Chlorinated solvents, notably trichloroethene (TCE), and the cyclic ether stabilizer, 1,4-dioxane (dioxane), have been frequently detected commingling in contaminated aquifers. Here we developed a sequential anaerobic and aerobic treatment strategy effective to mitigate the co-contamination of TCE and dioxane, particularly when dioxane is present at ppb levels relevant to many impacted sites. After the primary anaerobic treatment by a halorespiring consortium SDC-9, TCE was effectively removed, though lingering less-chlorinated metabolites, vinyl chloride (VC) and cis-dichloroethene (cDCE).
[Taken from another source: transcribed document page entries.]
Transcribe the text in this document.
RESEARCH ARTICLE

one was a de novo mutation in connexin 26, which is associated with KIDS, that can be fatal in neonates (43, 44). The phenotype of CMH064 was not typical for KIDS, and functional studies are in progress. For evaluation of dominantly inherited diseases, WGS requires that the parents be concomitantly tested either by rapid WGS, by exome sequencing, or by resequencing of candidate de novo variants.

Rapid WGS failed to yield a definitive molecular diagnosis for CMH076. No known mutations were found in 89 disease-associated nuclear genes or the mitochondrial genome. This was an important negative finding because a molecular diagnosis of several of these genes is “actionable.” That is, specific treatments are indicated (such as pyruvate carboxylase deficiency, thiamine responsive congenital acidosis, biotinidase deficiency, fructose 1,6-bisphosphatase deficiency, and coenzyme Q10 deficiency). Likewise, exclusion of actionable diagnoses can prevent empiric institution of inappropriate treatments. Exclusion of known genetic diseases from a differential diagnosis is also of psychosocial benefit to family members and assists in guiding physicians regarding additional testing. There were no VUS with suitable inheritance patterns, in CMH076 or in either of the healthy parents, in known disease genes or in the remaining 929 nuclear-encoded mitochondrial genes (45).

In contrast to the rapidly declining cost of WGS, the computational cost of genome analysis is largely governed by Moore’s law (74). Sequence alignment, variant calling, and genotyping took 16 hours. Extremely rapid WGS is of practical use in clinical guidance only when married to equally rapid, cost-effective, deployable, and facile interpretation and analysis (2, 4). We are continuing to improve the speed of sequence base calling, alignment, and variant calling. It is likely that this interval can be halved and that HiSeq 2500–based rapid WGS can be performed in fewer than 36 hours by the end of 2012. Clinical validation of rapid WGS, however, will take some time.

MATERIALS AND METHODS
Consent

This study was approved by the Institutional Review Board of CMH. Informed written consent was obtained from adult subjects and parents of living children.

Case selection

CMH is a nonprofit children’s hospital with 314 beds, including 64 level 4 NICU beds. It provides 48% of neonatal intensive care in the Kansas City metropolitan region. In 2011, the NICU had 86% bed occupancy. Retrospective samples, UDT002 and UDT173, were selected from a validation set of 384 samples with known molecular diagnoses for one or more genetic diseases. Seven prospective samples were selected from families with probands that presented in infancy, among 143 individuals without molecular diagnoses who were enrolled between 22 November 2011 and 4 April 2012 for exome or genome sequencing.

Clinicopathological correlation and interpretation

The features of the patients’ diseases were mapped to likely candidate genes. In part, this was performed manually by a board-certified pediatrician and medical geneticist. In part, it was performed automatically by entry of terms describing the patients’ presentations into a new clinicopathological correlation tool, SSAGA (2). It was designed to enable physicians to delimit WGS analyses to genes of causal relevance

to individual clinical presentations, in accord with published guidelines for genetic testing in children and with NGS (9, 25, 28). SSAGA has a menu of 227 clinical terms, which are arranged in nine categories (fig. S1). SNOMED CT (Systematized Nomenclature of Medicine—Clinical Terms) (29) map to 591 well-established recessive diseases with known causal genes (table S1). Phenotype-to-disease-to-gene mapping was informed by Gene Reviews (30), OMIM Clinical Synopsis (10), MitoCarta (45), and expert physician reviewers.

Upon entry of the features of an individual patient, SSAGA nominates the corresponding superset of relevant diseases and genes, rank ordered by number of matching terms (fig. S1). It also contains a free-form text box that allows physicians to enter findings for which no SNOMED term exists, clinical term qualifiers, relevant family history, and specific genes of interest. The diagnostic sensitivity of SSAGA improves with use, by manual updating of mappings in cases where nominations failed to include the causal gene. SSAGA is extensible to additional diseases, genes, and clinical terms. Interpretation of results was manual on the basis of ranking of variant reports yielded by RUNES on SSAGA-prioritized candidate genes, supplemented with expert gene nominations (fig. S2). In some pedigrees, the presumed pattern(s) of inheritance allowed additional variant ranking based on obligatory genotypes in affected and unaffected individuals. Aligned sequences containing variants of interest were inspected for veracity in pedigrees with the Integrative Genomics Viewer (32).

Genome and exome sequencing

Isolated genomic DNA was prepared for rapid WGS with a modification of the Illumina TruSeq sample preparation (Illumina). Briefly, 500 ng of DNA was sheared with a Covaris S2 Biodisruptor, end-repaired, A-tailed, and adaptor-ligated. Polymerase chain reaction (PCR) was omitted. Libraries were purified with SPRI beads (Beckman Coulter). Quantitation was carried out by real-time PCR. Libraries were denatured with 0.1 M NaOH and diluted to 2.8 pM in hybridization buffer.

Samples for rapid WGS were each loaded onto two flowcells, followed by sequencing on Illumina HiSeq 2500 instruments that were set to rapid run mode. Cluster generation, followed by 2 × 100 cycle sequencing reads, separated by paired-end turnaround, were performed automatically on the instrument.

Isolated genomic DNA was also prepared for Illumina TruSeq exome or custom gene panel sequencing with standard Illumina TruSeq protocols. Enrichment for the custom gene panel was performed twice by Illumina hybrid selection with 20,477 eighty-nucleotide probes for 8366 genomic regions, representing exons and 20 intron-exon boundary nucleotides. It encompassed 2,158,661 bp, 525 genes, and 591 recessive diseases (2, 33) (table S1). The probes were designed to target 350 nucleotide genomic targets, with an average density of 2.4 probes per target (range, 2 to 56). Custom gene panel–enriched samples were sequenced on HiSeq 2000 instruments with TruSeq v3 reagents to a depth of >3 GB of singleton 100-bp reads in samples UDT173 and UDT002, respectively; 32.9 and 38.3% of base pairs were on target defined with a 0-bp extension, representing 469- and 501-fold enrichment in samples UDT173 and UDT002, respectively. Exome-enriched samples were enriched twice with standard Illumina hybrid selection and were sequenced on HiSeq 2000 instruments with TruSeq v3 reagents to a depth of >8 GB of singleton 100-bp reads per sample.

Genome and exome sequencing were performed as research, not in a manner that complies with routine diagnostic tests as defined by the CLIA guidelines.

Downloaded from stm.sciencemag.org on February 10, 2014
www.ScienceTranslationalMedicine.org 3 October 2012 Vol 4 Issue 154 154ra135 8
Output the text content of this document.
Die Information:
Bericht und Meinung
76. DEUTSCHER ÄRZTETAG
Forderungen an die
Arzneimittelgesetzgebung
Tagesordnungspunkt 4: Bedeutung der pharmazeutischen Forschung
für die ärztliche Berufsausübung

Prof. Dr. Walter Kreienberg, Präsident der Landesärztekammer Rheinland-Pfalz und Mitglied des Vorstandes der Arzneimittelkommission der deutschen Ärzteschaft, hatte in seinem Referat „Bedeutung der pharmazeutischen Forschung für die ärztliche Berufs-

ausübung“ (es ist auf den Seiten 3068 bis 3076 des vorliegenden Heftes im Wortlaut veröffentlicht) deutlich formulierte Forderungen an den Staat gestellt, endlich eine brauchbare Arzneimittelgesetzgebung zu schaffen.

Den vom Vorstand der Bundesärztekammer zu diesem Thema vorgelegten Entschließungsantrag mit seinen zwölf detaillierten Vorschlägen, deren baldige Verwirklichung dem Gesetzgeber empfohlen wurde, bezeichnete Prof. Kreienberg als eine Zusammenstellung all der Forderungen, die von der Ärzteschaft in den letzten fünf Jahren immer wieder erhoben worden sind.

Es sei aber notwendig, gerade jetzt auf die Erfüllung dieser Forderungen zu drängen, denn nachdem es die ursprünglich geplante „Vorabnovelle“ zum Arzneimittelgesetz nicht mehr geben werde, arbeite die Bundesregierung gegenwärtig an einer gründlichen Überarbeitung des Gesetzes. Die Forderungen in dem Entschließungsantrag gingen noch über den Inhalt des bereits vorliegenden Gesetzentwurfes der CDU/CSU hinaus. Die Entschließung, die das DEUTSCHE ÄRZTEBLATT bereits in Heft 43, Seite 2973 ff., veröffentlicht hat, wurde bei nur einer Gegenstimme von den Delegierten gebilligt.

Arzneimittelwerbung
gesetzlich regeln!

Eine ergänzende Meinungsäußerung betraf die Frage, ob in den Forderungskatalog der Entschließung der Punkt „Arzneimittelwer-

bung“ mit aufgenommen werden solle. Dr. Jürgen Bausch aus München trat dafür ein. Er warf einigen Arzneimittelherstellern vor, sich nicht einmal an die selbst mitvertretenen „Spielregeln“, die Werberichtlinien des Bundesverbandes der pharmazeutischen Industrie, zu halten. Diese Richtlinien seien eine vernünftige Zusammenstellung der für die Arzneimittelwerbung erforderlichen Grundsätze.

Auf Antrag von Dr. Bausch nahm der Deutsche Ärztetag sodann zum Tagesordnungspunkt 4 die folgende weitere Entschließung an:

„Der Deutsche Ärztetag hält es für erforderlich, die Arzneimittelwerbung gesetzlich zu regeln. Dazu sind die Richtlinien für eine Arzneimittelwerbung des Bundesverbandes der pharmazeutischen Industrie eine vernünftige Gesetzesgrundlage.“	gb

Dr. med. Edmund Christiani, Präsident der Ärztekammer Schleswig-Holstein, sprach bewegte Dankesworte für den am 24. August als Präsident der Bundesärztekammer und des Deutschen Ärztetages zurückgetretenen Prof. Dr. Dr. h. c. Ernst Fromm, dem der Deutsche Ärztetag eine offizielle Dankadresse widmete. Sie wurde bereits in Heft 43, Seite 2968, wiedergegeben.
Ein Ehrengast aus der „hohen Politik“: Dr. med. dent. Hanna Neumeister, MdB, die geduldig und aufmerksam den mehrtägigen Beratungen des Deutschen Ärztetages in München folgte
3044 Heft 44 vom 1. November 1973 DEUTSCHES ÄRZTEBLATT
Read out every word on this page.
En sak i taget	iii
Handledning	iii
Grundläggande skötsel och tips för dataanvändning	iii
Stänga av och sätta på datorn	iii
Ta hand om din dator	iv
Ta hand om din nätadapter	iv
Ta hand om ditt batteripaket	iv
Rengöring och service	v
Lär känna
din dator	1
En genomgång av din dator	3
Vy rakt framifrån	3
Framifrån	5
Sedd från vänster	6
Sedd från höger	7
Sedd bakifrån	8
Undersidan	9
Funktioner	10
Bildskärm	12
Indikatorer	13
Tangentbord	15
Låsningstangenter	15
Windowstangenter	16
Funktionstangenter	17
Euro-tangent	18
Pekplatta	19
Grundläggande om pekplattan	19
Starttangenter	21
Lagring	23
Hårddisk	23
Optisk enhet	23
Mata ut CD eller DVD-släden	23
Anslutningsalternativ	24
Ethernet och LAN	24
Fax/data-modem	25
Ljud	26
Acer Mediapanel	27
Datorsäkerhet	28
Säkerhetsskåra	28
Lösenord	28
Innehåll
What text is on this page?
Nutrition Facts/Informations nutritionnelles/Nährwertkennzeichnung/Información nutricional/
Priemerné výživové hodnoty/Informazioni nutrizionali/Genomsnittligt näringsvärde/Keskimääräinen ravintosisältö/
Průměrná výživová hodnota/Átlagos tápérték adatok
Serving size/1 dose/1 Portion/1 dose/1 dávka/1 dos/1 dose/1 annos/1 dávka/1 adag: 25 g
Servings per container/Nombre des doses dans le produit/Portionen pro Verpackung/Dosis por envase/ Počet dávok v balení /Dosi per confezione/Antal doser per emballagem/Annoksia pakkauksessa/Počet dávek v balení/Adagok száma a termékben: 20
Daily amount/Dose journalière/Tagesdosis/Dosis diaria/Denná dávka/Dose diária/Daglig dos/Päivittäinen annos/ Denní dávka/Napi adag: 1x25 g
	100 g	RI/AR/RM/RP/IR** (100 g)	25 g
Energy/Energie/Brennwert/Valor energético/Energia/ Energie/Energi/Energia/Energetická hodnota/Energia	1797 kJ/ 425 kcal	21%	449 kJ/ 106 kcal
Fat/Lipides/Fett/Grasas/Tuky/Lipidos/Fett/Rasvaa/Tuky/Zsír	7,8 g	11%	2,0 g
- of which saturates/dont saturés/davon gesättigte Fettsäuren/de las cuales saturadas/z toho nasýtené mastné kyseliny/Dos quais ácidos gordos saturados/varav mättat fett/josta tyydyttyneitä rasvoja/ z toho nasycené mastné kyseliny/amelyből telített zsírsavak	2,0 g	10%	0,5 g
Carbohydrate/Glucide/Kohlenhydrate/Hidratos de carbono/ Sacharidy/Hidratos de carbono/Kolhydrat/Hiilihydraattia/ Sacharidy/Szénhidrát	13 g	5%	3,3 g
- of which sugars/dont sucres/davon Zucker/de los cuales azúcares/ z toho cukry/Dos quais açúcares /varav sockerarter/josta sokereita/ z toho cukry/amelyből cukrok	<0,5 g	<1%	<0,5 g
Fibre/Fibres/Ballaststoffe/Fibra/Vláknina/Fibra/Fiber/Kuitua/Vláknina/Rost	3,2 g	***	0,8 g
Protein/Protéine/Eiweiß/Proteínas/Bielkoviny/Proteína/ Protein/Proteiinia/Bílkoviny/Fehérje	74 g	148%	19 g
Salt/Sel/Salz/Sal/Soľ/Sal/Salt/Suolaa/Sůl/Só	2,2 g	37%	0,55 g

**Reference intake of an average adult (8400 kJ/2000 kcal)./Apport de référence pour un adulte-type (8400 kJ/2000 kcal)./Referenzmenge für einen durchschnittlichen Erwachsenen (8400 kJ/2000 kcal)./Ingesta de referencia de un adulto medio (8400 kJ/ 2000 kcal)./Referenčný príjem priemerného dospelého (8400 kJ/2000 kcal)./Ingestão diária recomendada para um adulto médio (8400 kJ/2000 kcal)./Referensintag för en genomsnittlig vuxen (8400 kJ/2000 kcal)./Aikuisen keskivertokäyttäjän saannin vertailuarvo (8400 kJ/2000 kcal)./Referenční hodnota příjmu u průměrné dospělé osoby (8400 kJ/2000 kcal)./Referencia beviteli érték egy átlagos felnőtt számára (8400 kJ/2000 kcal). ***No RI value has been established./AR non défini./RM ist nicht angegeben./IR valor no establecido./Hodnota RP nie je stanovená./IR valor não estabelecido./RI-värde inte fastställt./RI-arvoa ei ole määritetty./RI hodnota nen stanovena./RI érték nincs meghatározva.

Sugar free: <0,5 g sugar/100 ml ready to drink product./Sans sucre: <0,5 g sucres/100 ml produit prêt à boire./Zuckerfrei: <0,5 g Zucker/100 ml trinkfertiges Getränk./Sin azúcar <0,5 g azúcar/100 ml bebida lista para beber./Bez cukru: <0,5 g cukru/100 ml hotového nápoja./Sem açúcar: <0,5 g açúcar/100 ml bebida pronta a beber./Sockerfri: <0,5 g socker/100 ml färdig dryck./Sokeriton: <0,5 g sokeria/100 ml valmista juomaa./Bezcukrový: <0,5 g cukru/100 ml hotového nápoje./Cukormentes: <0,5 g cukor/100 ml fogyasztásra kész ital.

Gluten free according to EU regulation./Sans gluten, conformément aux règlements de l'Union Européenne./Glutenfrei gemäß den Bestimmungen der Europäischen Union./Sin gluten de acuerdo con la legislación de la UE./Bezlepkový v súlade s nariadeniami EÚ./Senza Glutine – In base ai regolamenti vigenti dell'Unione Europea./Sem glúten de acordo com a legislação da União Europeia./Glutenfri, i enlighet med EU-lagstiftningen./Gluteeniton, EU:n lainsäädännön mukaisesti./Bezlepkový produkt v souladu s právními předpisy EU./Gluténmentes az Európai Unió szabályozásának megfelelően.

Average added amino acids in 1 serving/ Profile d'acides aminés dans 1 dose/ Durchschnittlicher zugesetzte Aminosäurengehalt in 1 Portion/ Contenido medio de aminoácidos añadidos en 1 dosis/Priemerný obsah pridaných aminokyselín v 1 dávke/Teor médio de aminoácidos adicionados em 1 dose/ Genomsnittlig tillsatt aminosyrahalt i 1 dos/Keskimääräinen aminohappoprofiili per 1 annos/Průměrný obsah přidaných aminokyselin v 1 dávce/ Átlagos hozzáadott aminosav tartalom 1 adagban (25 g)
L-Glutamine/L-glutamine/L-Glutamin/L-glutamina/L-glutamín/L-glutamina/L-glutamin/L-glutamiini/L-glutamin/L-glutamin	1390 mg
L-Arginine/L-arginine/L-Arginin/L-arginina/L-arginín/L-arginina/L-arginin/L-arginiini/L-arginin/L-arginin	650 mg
Subsequent aerobic bioaugmentation with Azoarcus sp. DD4, a cometabolic dioxane degrader, demonstrated the ability of DD4 to degrade dioxane at an initial concentration of 20 µg/L to below 0.4 µg/L and its dominance (~7%) in microcosms fed with propane. Even better, DD4 can also transform VC and cDCE in tandem, though cDCE and VC at relatively high concentrations (e.g., 1 mg/L) posed inhibition to propane assimilation and cell growth of DD4. Mutagenesis of DD4 revealed group-2 toluene monooxygenase and group-5 propane monooxygenase are responsible for cDCE and VC co-oxidation, respectively. Overall, we demonstrated the feasibility of a treatment train combining reductive dehalogenation and aerobic co-oxidation processes in tandem to not only effectively clean up prevalent co-contamination of TCE and dioxane at trace levels but also mitigate persistent products (e.g., cDCE and VC) when complete reductive dehalogenation of less-chlorinated ethenes occurs slowly in the field.